Newly discovered key switch for cellular energy balance could pave way for Parkinson’s disease therapies

A key switch for cellular energy balance has been discovered in cells, and it could potentially become the target of new therapies for diseases ranging from Parkinson’s to rare disorders caused by defects in mitochondria.

The switch is called phosphatase B55 (PP2A-B55alpha) and regulates the balance of mitochondria. Experts from Università Cattolica, Rome campus, and Roma Tre University have observed that by reducing its activity, it is possible to attenuate the motor symptoms of Parkinson’s in a preclinical model of the disease.

This is the result of a study published in Science Advances, led by Francesco Cecconi, Full Professor of Biochemistry at the Department of Basic Biotechnological Sciences, Intensive Care and Perioperative Medicine at Università Cattolica, and conducted by Valentina Cianfanelli, Associate Professor at the Department of Science at Roma Tre University and Principal Investigator of the Young Researchers Project at the Gynecological Oncology Unit of Fondazione Policlinico Universitario Agostino Gemelli IRCCS.

Mitochondria are highly complex cellular organelles, vital for cell survival. They are responsible for producing the energy cells need to survive. Their integrity is associated with several diseases, both widespread, such as Parkinson’s; and rare, so-called mitochondrial diseases, which can affect various parts of the body, from muscles to eyes to the brain.

Inside cells, there is a delicate balance between old or damaged mitochondria that must be eliminated and new ones that must replace them.
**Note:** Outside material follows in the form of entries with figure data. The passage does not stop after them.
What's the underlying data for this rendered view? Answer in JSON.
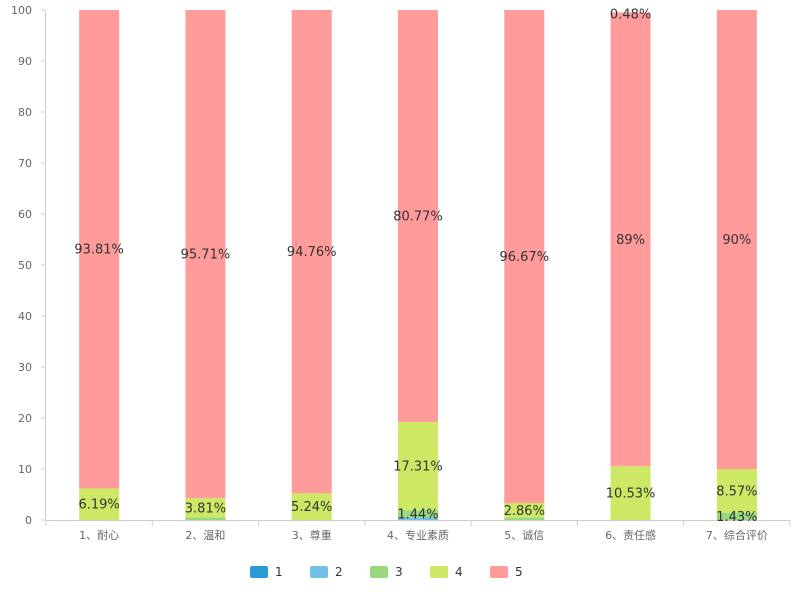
{
  "chart_data": {
    "type": "bar",
    "stacked": true,
    "categories": [
      "1、耐心",
      "2、温和",
      "3、尊重",
      "4、专业素质",
      "5、诚信",
      "6、责任感",
      "7、综合评价"
    ],
    "series": [
      {
        "name": "1",
        "color": "#2a9bd6",
        "values": [
          0,
          0,
          0,
          0,
          0,
          0,
          0
        ],
        "labels": [
          "",
          "",
          "",
          "",
          "",
          "",
          ""
        ]
      },
      {
        "name": "2",
        "color": "#74c1e8",
        "values": [
          0,
          0,
          0,
          0.48,
          0,
          0,
          0
        ],
        "labels": [
          "",
          "",
          "",
          "",
          "",
          "",
          ""
        ]
      },
      {
        "name": "3",
        "color": "#99d97e",
        "values": [
          0,
          0.48,
          0,
          1.44,
          0.47,
          0,
          1.43
        ],
        "labels": [
          "",
          "",
          "",
          "1.44%",
          "",
          "",
          "1.43%"
        ]
      },
      {
        "name": "4",
        "color": "#cde865",
        "values": [
          6.19,
          3.81,
          5.24,
          17.31,
          2.86,
          10.53,
          8.57
        ],
        "labels": [
          "6.19%",
          "3.81%",
          "5.24%",
          "17.31%",
          "2.86%",
          "10.53%",
          "8.57%"
        ]
      },
      {
        "name": "5",
        "color": "#ff9b9b",
        "values": [
          93.81,
          95.71,
          94.76,
          80.77,
          96.67,
          89,
          90
        ],
        "labels": [
          "93.81%",
          "95.71%",
          "94.76%",
          "80.77%",
          "96.67%",
          "89%",
          "90%"
        ]
      }
    ],
    "extra_labels": [
      {
        "category": "6、责任感",
        "text": "0.48%"
      }
    ],
    "ylim": [
      0,
      100
    ],
    "yticks": [
      0,
      10,
      20,
      30,
      40,
      50,
      60,
      70,
      80,
      90,
      100
    ],
    "legend_position": "bottom-center",
    "grid": false
  }
}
In some diseases, however, this balance is disrupted, and if mitochondria are lost in excess, or if damaged organelles accumulate in the cell and are regularly not eliminated, the very survival of the cell is endangered.

In the case of Parkinson’s disease, for example, the loss of mitochondria also plays a role in the death of dopaminergic neurons that underlies the disease.

Experts have discovered that B55 plays a key role in regulating mitochondrial homeostasis.

“On the one hand,” Professor Cecconi explains, “it promotes the removal of damaged mitochondria by stimulating mitophagy, a selective process for removing inefficient and potentially dangerous organelles. On the other, B55 acts as a controller of mitochondrial biogenesis, stabilizing the main promoter of new mitochondrial formation.

In this way, B55 not only promotes the degradation of damaged mitochondria, but also prevents excessive production of new organelles, thus maintaining a dynamic balance between mitochondrial elimination and synthesis.

“It is of great interest,” the expert emphasizes, “that both these effects depend on the functional interaction between B55 and Parkin, a central protein in mitophagy mechanisms, implicated in Parkinson’s disease.

Professors Cecconi and Cianfanelli explain, “It is no coincidence that in our research, using animal models of Parkinson’s disease (Drosophila, the fruit flies), we observed that by reducing B55 levels we can improve both the motor defects and the mitochondrial alterations typical of the disease.” This effect requires the presence of the Parkin factor and acts primarily on mitochondrial biogenesis.

The idea could be to develop small molecules capable of penetrating the brain and selectively acting on dopaminergic neurons, counteracting their death.

More generally, a “universal” drug that regulates the action of B55 could be developed for various mitochondrial diseases characterized by mitochondrial loss, including some mitochondrial myopathies and neurodegenerative diseases, Professor Cecconi explains. Furthermore, the deregulation of mitochondrial quality and number also underlies the plasticity of tumor cells and their ability to resist therapies, so controlling B55 could become a promising approach in oncology.

“Our future studies will aim to identify safe molecules and therapeutic strategies to modulate B55 in preclinical and human cellular models, especially in order to analyze the effect of its regulation on other neurodegenerative and mitochondrial diseases,” they conclude.